Unread postby theluckycountry » Mon 06 Sep 2021, 18:26:20

Tanada wrote:
Personally I was never a believer in the "death of Suburbia, everyone moves to the Big Urbanity" model of the future. Just look at human history, we have been building cities for thousands of years.

If you travel to Rome today you can visit the mounds outside the ancient city limits where for generations the slave trash collectors would gather up the broken shards of ceramics and carry them outside the city walls.

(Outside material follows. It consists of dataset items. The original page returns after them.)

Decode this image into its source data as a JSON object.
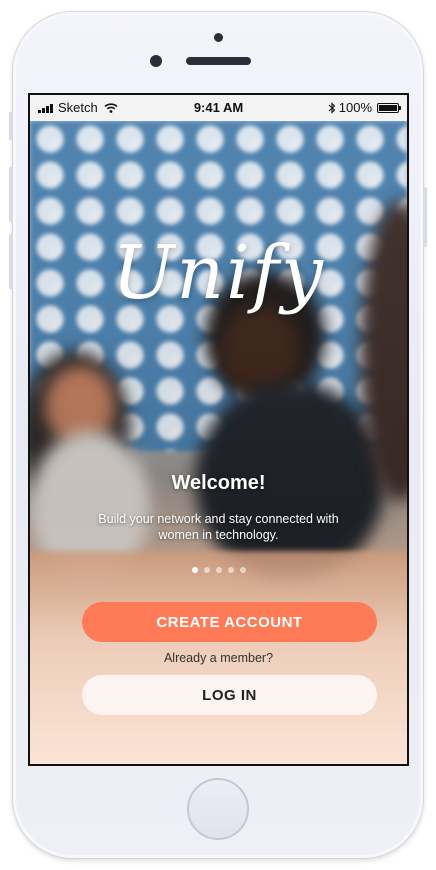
{
  "status_bar": {
    "carrier": "Sketch",
    "time": "9:41 AM",
    "battery": "100%"
  },
  "brand": {
    "logo": "Unify"
  },
  "onboarding": {
    "title": "Welcome!",
    "tagline": "Build your network and stay connected with women in technology.",
    "pages_total": 5,
    "page_current": 1
  },
  "actions": {
    "create_account_label": "CREATE ACCOUNT",
    "already_member": "Already a member?",
    "login_label": "LOG IN"
  },
  "colors": {
    "accent": "#ff7a56",
    "login_bg": "#fbf4f1"
  },
  "icons": [
    "signal-icon",
    "wifi-icon",
    "bluetooth-icon",
    "battery-icon"
  ]
}
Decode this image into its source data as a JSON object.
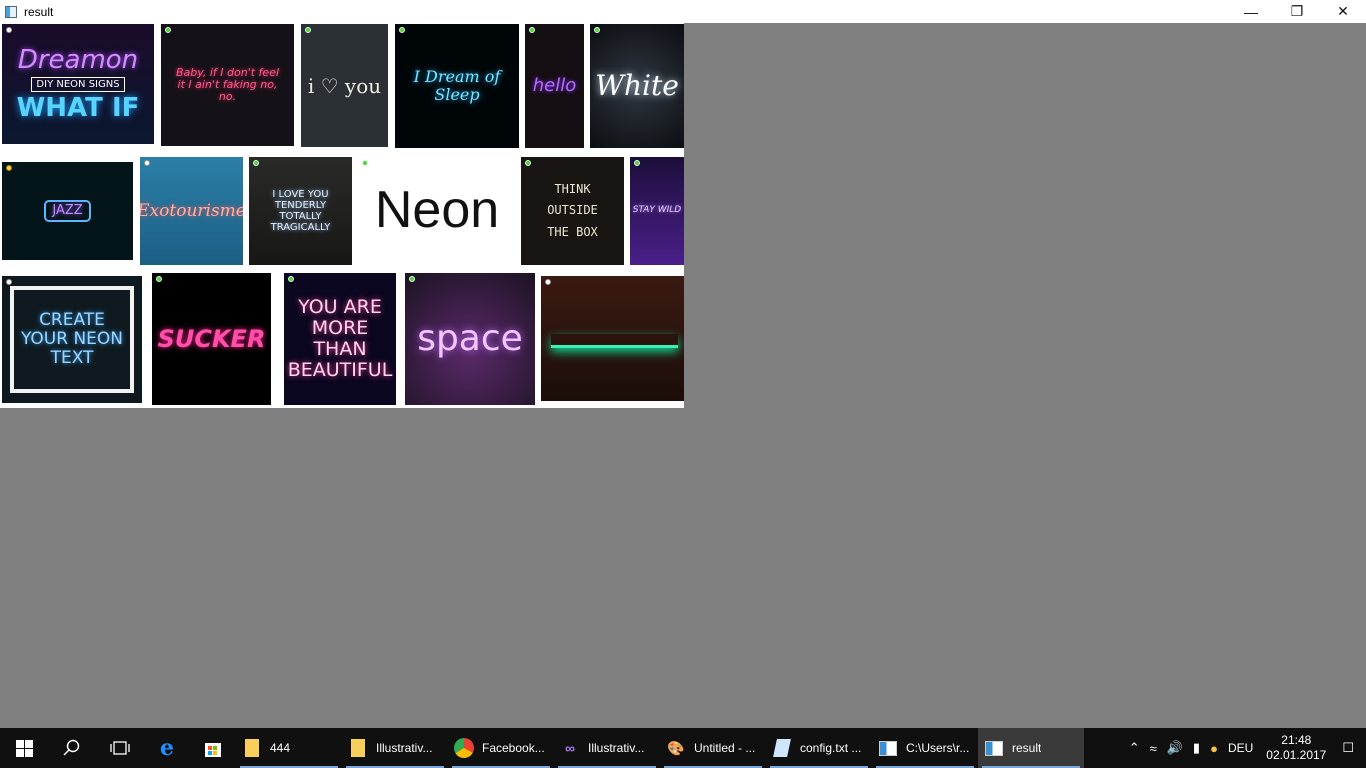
{
  "window": {
    "title": "result"
  },
  "tiles": [
    {
      "line1": "Dreamon",
      "line2": "DIY NEON SIGNS",
      "line3": "WHAT IF"
    },
    {
      "text": "Baby, if I don't feel it I ain't faking no, no."
    },
    {
      "text": "i ♡ you"
    },
    {
      "text": "I Dream of Sleep"
    },
    {
      "text": "hello"
    },
    {
      "text": "White"
    },
    {
      "text": "JAZZ"
    },
    {
      "text": "Exotourisme"
    },
    {
      "text": "I LOVE YOU TENDERLY TOTALLY TRAGICALLY"
    },
    {
      "text": "Neon"
    },
    {
      "text": "THINK OUTSIDE THE BOX"
    },
    {
      "text": "STAY WILD"
    },
    {
      "text": "CREATE YOUR NEON TEXT"
    },
    {
      "text": "SUCKER"
    },
    {
      "text": "YOU ARE MORE THAN BEAUTIFUL"
    },
    {
      "text": "space"
    },
    {
      "text": ""
    }
  ],
  "taskbar": {
    "apps": [
      {
        "label": "444",
        "icon": "folder-icon"
      },
      {
        "label": "Illustrativ...",
        "icon": "folder-icon"
      },
      {
        "label": "Facebook...",
        "icon": "chrome-icon"
      },
      {
        "label": "Illustrativ...",
        "icon": "visual-studio-icon"
      },
      {
        "label": "Untitled - ...",
        "icon": "paint-icon"
      },
      {
        "label": "config.txt ...",
        "icon": "notepad-icon"
      },
      {
        "label": "C:\\Users\\r...",
        "icon": "window-icon"
      },
      {
        "label": "result",
        "icon": "window-icon"
      }
    ],
    "language": "DEU",
    "time": "21:48",
    "date": "02.01.2017"
  }
}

Don't confuse the City with Suburbia? Suburbs are a 100 year old experiment beginning in the US with the railroad suburbs just outside the dense city core. Rome was just a big CBD, all stone and as many tenements as independent houses, the houses being typically wall to wall. Outside the city walls it was all countryside and farming not far away yet even Rome had to import mountains of grain from the provinces to feed her people. Food was the Key to all ancient cities, they had to get enough food and when they couldn't the cities collapsed.

Now we have suburbia, hundreds, and in some places approaching thousands of square miles of houses, with NO farming. No Food. Los Angeles has a population of about 4 million, but Greater Los Angeles, 19 million.

Image

19 Million people, and No food that doesn't come in but from hundreds and often thousands of miles away? Australian exports huge amounts of food to the US. How will it get there without oil?